Perusahaan-perusahaan dengan eksposur tinggi terhadap emas spot, termasuk beberapa produsen terkemuka di Amerika Utara dan Australia, melaporkan peningkatan minat investor dan aktivitas perdagangan yang kuat. Faktor geopolitik juga berkontribusi pada peningkatan fokus pasar pada aset safe-haven. Ketegangan di Amerika Latin dan gejolak yang berkelanjutan di beberapa wilayah global menambah keengganan risiko yang lebih luas di kalangan investor. Sementara itu, bank sentral di Asia dan Timur Tengah mempertahankan tingkat pembelian emas yang stabil sepanjang tahun, memperkuat permintaan struktural di pasar fisik. Menurut data bea cukai dan perdagangan terbaru, Tiongkok dan India menyumbang sebagian besar impor emas global pada kuartal terakhir, sementara negara-negara Teluk melaporkan arus masuk yang stabil ke cadangan kedaulatan. Terlepas dari reli tersebut, beberapa pelaku pasar memperingatkan bahwa volatilitas harga dapat tetap tinggi dalam kondisi perdagangan liburan yang tipis.
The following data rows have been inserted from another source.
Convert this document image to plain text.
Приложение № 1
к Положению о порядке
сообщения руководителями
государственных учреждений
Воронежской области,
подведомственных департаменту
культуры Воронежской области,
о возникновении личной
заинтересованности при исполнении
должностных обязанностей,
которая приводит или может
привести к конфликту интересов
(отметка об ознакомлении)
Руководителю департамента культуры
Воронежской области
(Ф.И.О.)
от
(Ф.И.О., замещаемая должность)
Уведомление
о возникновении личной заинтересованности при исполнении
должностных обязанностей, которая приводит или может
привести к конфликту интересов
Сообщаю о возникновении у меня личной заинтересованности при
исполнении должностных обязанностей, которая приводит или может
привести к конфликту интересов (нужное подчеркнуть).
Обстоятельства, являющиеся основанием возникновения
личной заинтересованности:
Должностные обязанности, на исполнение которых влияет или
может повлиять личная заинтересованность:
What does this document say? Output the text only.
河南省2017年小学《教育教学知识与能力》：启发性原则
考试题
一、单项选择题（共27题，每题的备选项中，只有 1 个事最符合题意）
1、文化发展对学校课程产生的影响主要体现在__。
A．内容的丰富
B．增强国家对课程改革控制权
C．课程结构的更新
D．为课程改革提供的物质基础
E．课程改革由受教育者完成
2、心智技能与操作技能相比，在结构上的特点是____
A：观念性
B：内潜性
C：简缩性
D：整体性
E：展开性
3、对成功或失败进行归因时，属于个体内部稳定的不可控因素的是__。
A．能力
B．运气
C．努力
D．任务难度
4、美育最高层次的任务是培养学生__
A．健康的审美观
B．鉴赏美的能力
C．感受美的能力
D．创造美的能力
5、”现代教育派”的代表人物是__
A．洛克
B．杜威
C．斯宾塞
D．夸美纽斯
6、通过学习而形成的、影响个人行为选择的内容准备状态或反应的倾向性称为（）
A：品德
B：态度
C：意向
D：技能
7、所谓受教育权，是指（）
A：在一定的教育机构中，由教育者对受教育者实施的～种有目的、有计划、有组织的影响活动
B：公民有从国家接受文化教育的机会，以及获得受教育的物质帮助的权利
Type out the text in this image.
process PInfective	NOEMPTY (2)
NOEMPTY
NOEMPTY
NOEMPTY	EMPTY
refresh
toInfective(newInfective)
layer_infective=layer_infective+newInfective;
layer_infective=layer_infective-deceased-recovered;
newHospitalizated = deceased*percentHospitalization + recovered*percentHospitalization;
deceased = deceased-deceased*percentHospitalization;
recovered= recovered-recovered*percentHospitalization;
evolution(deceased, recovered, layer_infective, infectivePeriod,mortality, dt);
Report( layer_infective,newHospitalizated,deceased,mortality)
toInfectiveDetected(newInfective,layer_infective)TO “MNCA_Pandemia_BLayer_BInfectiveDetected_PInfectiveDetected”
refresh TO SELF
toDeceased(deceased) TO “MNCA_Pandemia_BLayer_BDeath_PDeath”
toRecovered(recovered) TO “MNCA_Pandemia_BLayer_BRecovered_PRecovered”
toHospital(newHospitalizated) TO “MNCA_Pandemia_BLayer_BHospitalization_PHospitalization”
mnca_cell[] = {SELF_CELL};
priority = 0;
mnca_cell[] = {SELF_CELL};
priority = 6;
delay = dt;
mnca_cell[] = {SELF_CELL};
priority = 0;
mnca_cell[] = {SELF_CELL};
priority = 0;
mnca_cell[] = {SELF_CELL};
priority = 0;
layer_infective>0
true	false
Volume perdagangan akhir tahun memengaruhi dinamika harga.
Likuiditas di pasar komoditas utama diperkirakan akan kembali normal pada bulan Januari ketika meja perdagangan global kembali beroperasi setelah penutupan akhir tahun. Untuk saat ini, kenaikan yang mencetak rekor telah memposisikan emas sebagai sorotan utama lanskap kinerja keuangan tahun 2025, melampaui imbal hasil di sebagian besar kelas aset lainnya, termasuk saham, obligasi, dan real estat. Saat perdagangan berlanjut sepanjang sesi sore, harga emas spot bertahan di atas $4.480 per ons, mempertahankan pijakan teknis yang kuat di dekat wilayah rekor. Perak stabil di dekat $70 per ons, sementara platinum berada di dekat $1.180. Dengan pasar akhir tahun beroperasi dengan kapasitas yang berkurang, analis mengatakan harga kemungkinan akan tetap sensitif terhadap perubahan berita global dan pergerakan bursa. Bagi investor dan pembuat kebijakan, kenaikan emas yang bersejarah ini menggarisbawahi perannya yang abadi sebagai landasan stabilitas keuangan dan barometer kepercayaan ekonomi global. – Oleh EuroWire News Desk.